I think we need metaphysics at a certain level of talk because human experience is more than just brain and physical functions. If we take the sense impressions away, something what (jhana) meditation clearly tries to do, what remains? What remains is something many people will never experience in their life, at least not conscious. If we practice more and the thought world collapses, what remains? Even less people will experience this conscious. Yet what's experienced there is underlying our every conscious moment.

Why is this important? Because on top of this there is the conceptual world of thought. And this is the world that the Buddha challenged many times. Metaphysics are part of this world, yet also every other kind of 'belief'. When we talk we communicate on the level of concepts. The Buddha (and many following him) could use these concepts to teach people. I can use the concept of classical physics to teach while knowing the concepts don't hold on larger or smaller scales. You see these levels often in the suttas, something true on one level is challenged on another.

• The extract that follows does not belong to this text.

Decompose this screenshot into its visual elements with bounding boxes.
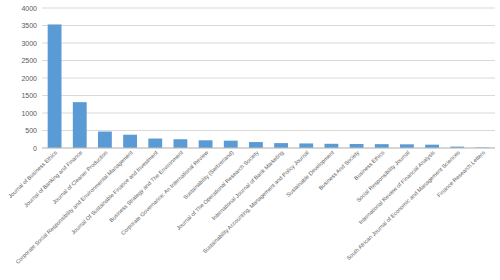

Yet if we dive in strong and take only the 'advanced' teachings like non-self we will hit the water flat instead of diving in, causing serious harm. So when we discuss Buddhism we should use all the teachings and understand where they do apply and where to go beyond them. Just stating 'I belief there is no rebirth' (or something else) does not fit the inquiring nature of Buddhism. Either you know or don't know, belief is just a form of not knowing.